Perhaps the best model would be regulated utilities. Governments could, for example, establish clear guidelines that companies providing genomic infrastructure would need to follow. This would include restrictions on agreed upon usage of the data and access, and it would also include guidance on the quality of genomic interpretations returned to individuals. In such a framework, a consortium of companies could then generate sequence data and provide interpretations to voluntary participants. It could also allow participants to make their data available to hospitals, companies evaluating new therapies and researchers investigating infectious diseases and other conditions. Because of the return of genomic information to individuals — and the need to provide dynamic reinterpretation as society learns more about how genetics influences health and disease — companies could likely charge a subscription fee in order to provide evergreen genomics analyses to customers. We would need to be mindful, however, that requiring payment could contribute substantially to health-care and reproductive inequalities and would warrant careful mitigation strategies.

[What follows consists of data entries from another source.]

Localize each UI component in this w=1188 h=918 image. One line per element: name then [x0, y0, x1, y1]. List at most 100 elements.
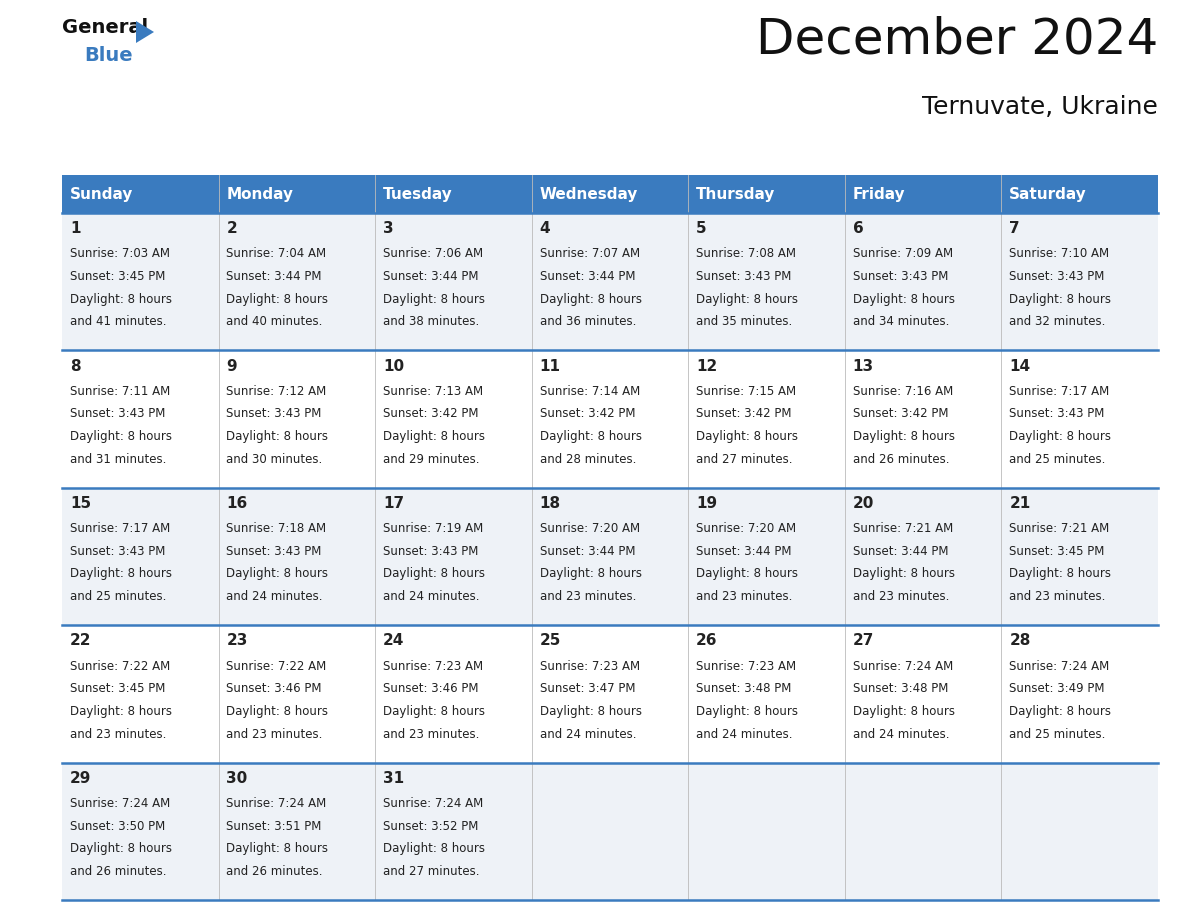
Text: Sunset: 3:45 PM: Sunset: 3:45 PM [1010, 544, 1105, 558]
Text: Sunset: 3:43 PM: Sunset: 3:43 PM [383, 544, 479, 558]
Text: Sunset: 3:44 PM: Sunset: 3:44 PM [539, 270, 636, 283]
Text: 11: 11 [539, 359, 561, 374]
Text: 5: 5 [696, 221, 707, 236]
Text: and 24 minutes.: and 24 minutes. [539, 728, 636, 741]
Text: Daylight: 8 hours: Daylight: 8 hours [227, 293, 328, 306]
Text: Daylight: 8 hours: Daylight: 8 hours [70, 567, 172, 580]
Text: and 36 minutes.: and 36 minutes. [539, 316, 636, 329]
Text: 23: 23 [227, 633, 248, 648]
Text: Daylight: 8 hours: Daylight: 8 hours [383, 705, 485, 718]
Text: 25: 25 [539, 633, 561, 648]
Text: 24: 24 [383, 633, 404, 648]
Text: 17: 17 [383, 496, 404, 511]
Text: Sunset: 3:51 PM: Sunset: 3:51 PM [227, 820, 322, 833]
Text: 1: 1 [70, 221, 81, 236]
Bar [1001, 175, 1158, 213]
Text: Sunrise: 7:12 AM: Sunrise: 7:12 AM [227, 385, 327, 397]
Text: Sunrise: 7:23 AM: Sunrise: 7:23 AM [539, 659, 639, 673]
Text: Friday: Friday [853, 186, 905, 201]
Text: and 27 minutes.: and 27 minutes. [696, 453, 792, 465]
Text: and 34 minutes.: and 34 minutes. [853, 316, 949, 329]
Text: 9: 9 [227, 359, 238, 374]
Text: and 24 minutes.: and 24 minutes. [853, 728, 949, 741]
Text: 16: 16 [227, 496, 247, 511]
Text: and 25 minutes.: and 25 minutes. [1010, 453, 1106, 465]
Text: Sunset: 3:44 PM: Sunset: 3:44 PM [539, 544, 636, 558]
Text: Sunset: 3:47 PM: Sunset: 3:47 PM [539, 682, 636, 695]
Text: Sunrise: 7:09 AM: Sunrise: 7:09 AM [853, 247, 953, 261]
Text: and 23 minutes.: and 23 minutes. [539, 590, 636, 603]
Text: Sunrise: 7:15 AM: Sunrise: 7:15 AM [696, 385, 796, 397]
Text: and 40 minutes.: and 40 minutes. [227, 316, 323, 329]
Text: and 35 minutes.: and 35 minutes. [696, 316, 792, 329]
Text: Daylight: 8 hours: Daylight: 8 hours [853, 431, 955, 443]
Text: Tuesday: Tuesday [383, 186, 453, 201]
Text: Sunset: 3:49 PM: Sunset: 3:49 PM [1010, 682, 1105, 695]
Text: Daylight: 8 hours: Daylight: 8 hours [539, 705, 642, 718]
Text: Sunrise: 7:11 AM: Sunrise: 7:11 AM [70, 385, 170, 397]
Text: Daylight: 8 hours: Daylight: 8 hours [539, 567, 642, 580]
Text: Sunrise: 7:06 AM: Sunrise: 7:06 AM [383, 247, 484, 261]
Text: Sunset: 3:44 PM: Sunset: 3:44 PM [853, 544, 948, 558]
Text: 21: 21 [1010, 496, 1030, 511]
Text: Sunday: Sunday [70, 186, 133, 201]
Text: 7: 7 [1010, 221, 1019, 236]
Text: Sunrise: 7:17 AM: Sunrise: 7:17 AM [1010, 385, 1110, 397]
Text: Sunset: 3:43 PM: Sunset: 3:43 PM [853, 270, 948, 283]
Text: Daylight: 8 hours: Daylight: 8 hours [383, 843, 485, 856]
Text: and 23 minutes.: and 23 minutes. [1010, 590, 1106, 603]
Text: and 38 minutes.: and 38 minutes. [383, 316, 479, 329]
Text: Sunrise: 7:07 AM: Sunrise: 7:07 AM [539, 247, 639, 261]
Text: Daylight: 8 hours: Daylight: 8 hours [383, 567, 485, 580]
Text: Daylight: 8 hours: Daylight: 8 hours [70, 843, 172, 856]
Text: 6: 6 [853, 221, 864, 236]
Text: and 25 minutes.: and 25 minutes. [1010, 728, 1106, 741]
Text: Daylight: 8 hours: Daylight: 8 hours [1010, 567, 1111, 580]
Text: and 26 minutes.: and 26 minutes. [853, 453, 949, 465]
Text: 13: 13 [853, 359, 874, 374]
Text: Sunrise: 7:10 AM: Sunrise: 7:10 AM [1010, 247, 1110, 261]
Text: 18: 18 [539, 496, 561, 511]
Text: Daylight: 8 hours: Daylight: 8 hours [227, 567, 328, 580]
Text: 10: 10 [383, 359, 404, 374]
Text: and 23 minutes.: and 23 minutes. [383, 728, 479, 741]
Text: and 23 minutes.: and 23 minutes. [696, 590, 792, 603]
Text: Daylight: 8 hours: Daylight: 8 hours [1010, 705, 1111, 718]
Text: and 29 minutes.: and 29 minutes. [383, 453, 480, 465]
Text: 29: 29 [70, 771, 91, 786]
Text: and 28 minutes.: and 28 minutes. [539, 453, 636, 465]
Text: and 26 minutes.: and 26 minutes. [70, 865, 166, 878]
Bar [62, 213, 1158, 351]
Text: Sunset: 3:43 PM: Sunset: 3:43 PM [1010, 270, 1105, 283]
Text: 19: 19 [696, 496, 718, 511]
Text: Ternuvate, Ukraine: Ternuvate, Ukraine [922, 95, 1158, 119]
Text: Daylight: 8 hours: Daylight: 8 hours [696, 567, 798, 580]
Text: Sunset: 3:44 PM: Sunset: 3:44 PM [696, 544, 791, 558]
Text: Daylight: 8 hours: Daylight: 8 hours [853, 705, 955, 718]
Text: Daylight: 8 hours: Daylight: 8 hours [696, 705, 798, 718]
Text: Daylight: 8 hours: Daylight: 8 hours [696, 431, 798, 443]
Text: Sunset: 3:43 PM: Sunset: 3:43 PM [696, 270, 791, 283]
Text: 22: 22 [70, 633, 91, 648]
Text: and 24 minutes.: and 24 minutes. [383, 590, 480, 603]
Text: Sunset: 3:44 PM: Sunset: 3:44 PM [383, 270, 479, 283]
Text: and 23 minutes.: and 23 minutes. [853, 590, 949, 603]
Text: Sunset: 3:42 PM: Sunset: 3:42 PM [383, 408, 479, 420]
Text: Sunrise: 7:24 AM: Sunrise: 7:24 AM [1010, 659, 1110, 673]
Text: and 30 minutes.: and 30 minutes. [227, 453, 323, 465]
Polygon shape [135, 21, 154, 43]
Text: Blue: Blue [84, 46, 133, 65]
Text: Sunset: 3:45 PM: Sunset: 3:45 PM [70, 270, 165, 283]
Text: Sunset: 3:50 PM: Sunset: 3:50 PM [70, 820, 165, 833]
Bar [62, 763, 1158, 900]
Bar [688, 175, 845, 213]
Bar [375, 175, 532, 213]
Text: Sunset: 3:43 PM: Sunset: 3:43 PM [70, 408, 165, 420]
Text: Sunrise: 7:03 AM: Sunrise: 7:03 AM [70, 247, 170, 261]
Text: Sunrise: 7:14 AM: Sunrise: 7:14 AM [539, 385, 640, 397]
Text: Sunrise: 7:23 AM: Sunrise: 7:23 AM [696, 659, 796, 673]
Text: Daylight: 8 hours: Daylight: 8 hours [70, 431, 172, 443]
Text: Sunset: 3:42 PM: Sunset: 3:42 PM [696, 408, 791, 420]
Text: and 24 minutes.: and 24 minutes. [227, 590, 323, 603]
Text: Sunrise: 7:17 AM: Sunrise: 7:17 AM [70, 522, 170, 535]
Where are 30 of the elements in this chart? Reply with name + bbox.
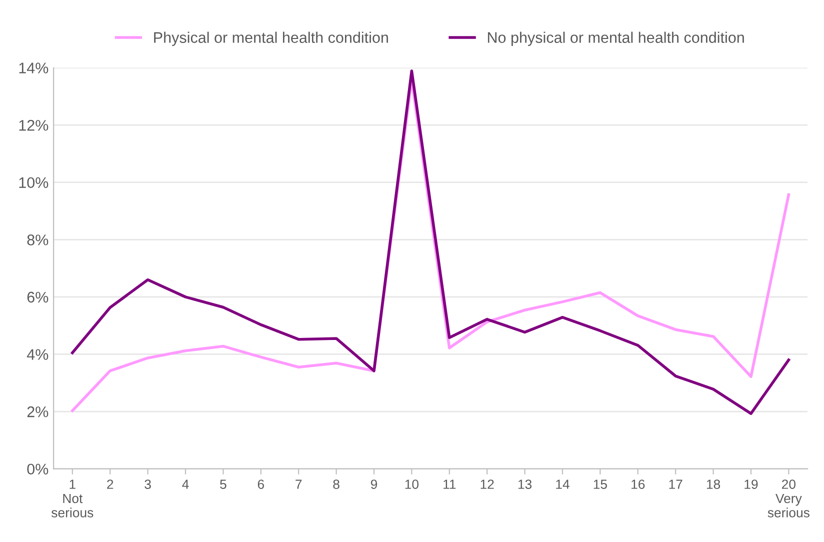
x-tick-label: 18	[706, 480, 720, 489]
x-tick-label: 5	[220, 480, 226, 489]
x-tick-label: 10	[405, 480, 419, 489]
x-tick-label: 1 Not serious	[52, 480, 94, 518]
x-tick-label: 4	[182, 480, 189, 489]
x-tick-label: 7	[296, 480, 302, 489]
x-tick-label: 11	[444, 480, 456, 489]
x-tick-label: 13	[518, 480, 532, 489]
x-tick-label: 16	[632, 480, 645, 489]
y-tick-label: 10%	[19, 177, 48, 188]
y-tick-label: 8%	[27, 234, 48, 246]
x-tick-label: 19	[744, 480, 758, 489]
x-tick-label: 12	[480, 480, 494, 489]
x-tick-label: 20 Very serious	[768, 480, 810, 518]
x-tick-label: 15	[594, 480, 607, 489]
legend-label: No physical or mental health condition	[488, 32, 744, 46]
y-tick-label: 12%	[19, 120, 48, 131]
y-tick-label: 4%	[26, 349, 48, 360]
y-tick-label: 6%	[27, 292, 48, 303]
x-tick-label: 17	[669, 480, 682, 489]
x-tick-label: 14	[556, 480, 570, 489]
x-tick-label: 9	[370, 480, 378, 489]
y-tick-label: 0%	[27, 464, 48, 475]
legend-label: Physical or mental health condition	[154, 32, 388, 46]
y-tick-label: 14%	[19, 62, 48, 74]
x-tick-label: 2	[107, 480, 114, 489]
y-tick-label: 2%	[27, 406, 48, 418]
x-tick-label: 8	[333, 480, 340, 489]
x-tick-label: 6	[258, 480, 264, 489]
x-tick-label: 3	[144, 480, 151, 489]
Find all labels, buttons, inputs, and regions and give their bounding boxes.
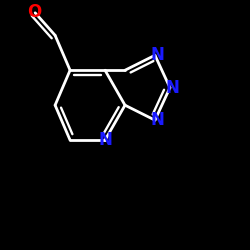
Text: N: N: [150, 46, 164, 64]
Text: O: O: [27, 2, 41, 21]
Text: N: N: [150, 111, 164, 129]
Text: N: N: [166, 79, 179, 97]
Text: N: N: [98, 131, 112, 149]
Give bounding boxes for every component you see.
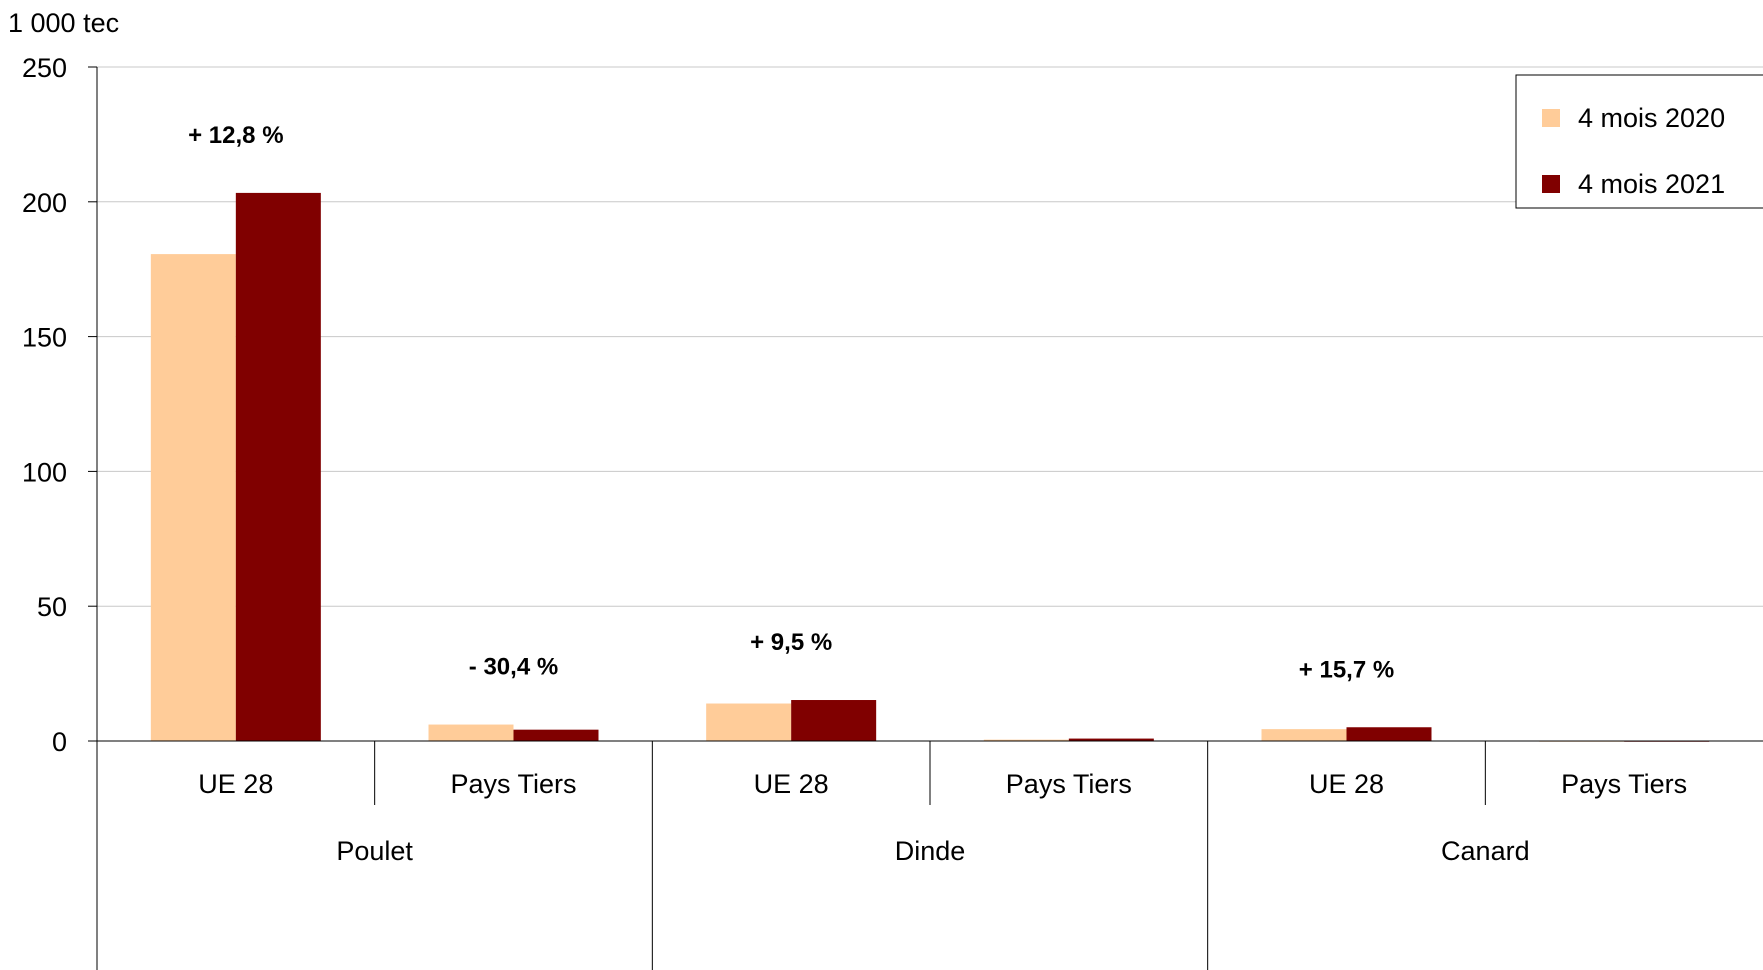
legend: 4 mois 2020 4 mois 2021 xyxy=(1515,74,1763,209)
annotations: + 12,8 % - 30,4 % + 9,5 % + 15,7 % xyxy=(188,122,1394,683)
y-tick-label: 200 xyxy=(22,188,67,218)
bar-series-1 xyxy=(1261,729,1347,741)
bar-series-2 xyxy=(513,729,599,741)
y-tick-label: 0 xyxy=(52,727,67,757)
legend-label: 4 mois 2021 xyxy=(1578,169,1725,199)
bar-series-2 xyxy=(1068,738,1154,741)
gridlines xyxy=(97,66,1763,607)
change-annotation: + 12,8 % xyxy=(188,122,283,149)
legend-swatch xyxy=(1542,175,1560,193)
x-group-label: Poulet xyxy=(336,836,413,866)
x-group-label: Canard xyxy=(1441,836,1530,866)
y-tick-label: 250 xyxy=(22,53,67,83)
bar-series-1 xyxy=(150,254,236,741)
x-category-label: Pays Tiers xyxy=(1006,769,1132,799)
x-category-label: UE 28 xyxy=(754,769,829,799)
y-tick-label: 150 xyxy=(22,323,67,353)
legend-swatch xyxy=(1542,109,1560,127)
change-annotation: + 9,5 % xyxy=(750,629,832,656)
x-group-label: Dinde xyxy=(895,836,966,866)
legend-label: 4 mois 2020 xyxy=(1578,103,1725,133)
x-category-label: UE 28 xyxy=(198,769,273,799)
bars xyxy=(150,192,1710,742)
y-tick-label: 100 xyxy=(22,457,67,487)
x-category-label: Pays Tiers xyxy=(1561,769,1687,799)
change-annotation: + 15,7 % xyxy=(1299,656,1394,683)
unit-label: 1 000 tec xyxy=(8,8,119,38)
bar-series-1 xyxy=(983,739,1069,741)
axes xyxy=(88,66,1763,970)
bar-series-1 xyxy=(706,703,792,741)
y-tick-label: 50 xyxy=(37,592,67,622)
axis-labels: 0 50 100 150 200 250 UE 28 Pays Tiers UE 28 Pays … xyxy=(22,53,1687,866)
bar-series-2 xyxy=(235,192,321,741)
x-category-label: Pays Tiers xyxy=(450,769,576,799)
bar-series-2 xyxy=(791,700,877,741)
x-category-label: UE 28 xyxy=(1309,769,1384,799)
change-annotation: - 30,4 % xyxy=(469,654,558,681)
bar-series-2 xyxy=(1346,727,1432,741)
bar-series-1 xyxy=(428,724,514,741)
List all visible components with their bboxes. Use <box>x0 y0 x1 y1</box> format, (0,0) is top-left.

If done well, this model could be both profitable for the companies that provide the infrastructure and beneficial to individual participants and humanity as a whole. It is worth noting that a number of U.S. companies today have more than enough cash reserves to sequence genomic data for all residents of the United States. For example, the 13 top S&P companies, including tech behemoths like Apple, Alphabet and Microsoft, collectively command over 1 trillion dollars in cash holdings.
The need for a Human Genome Variation Project is clear. We have the technology and the means. It’s time to start developing solutions to the ethical dilemmas that stand in the way.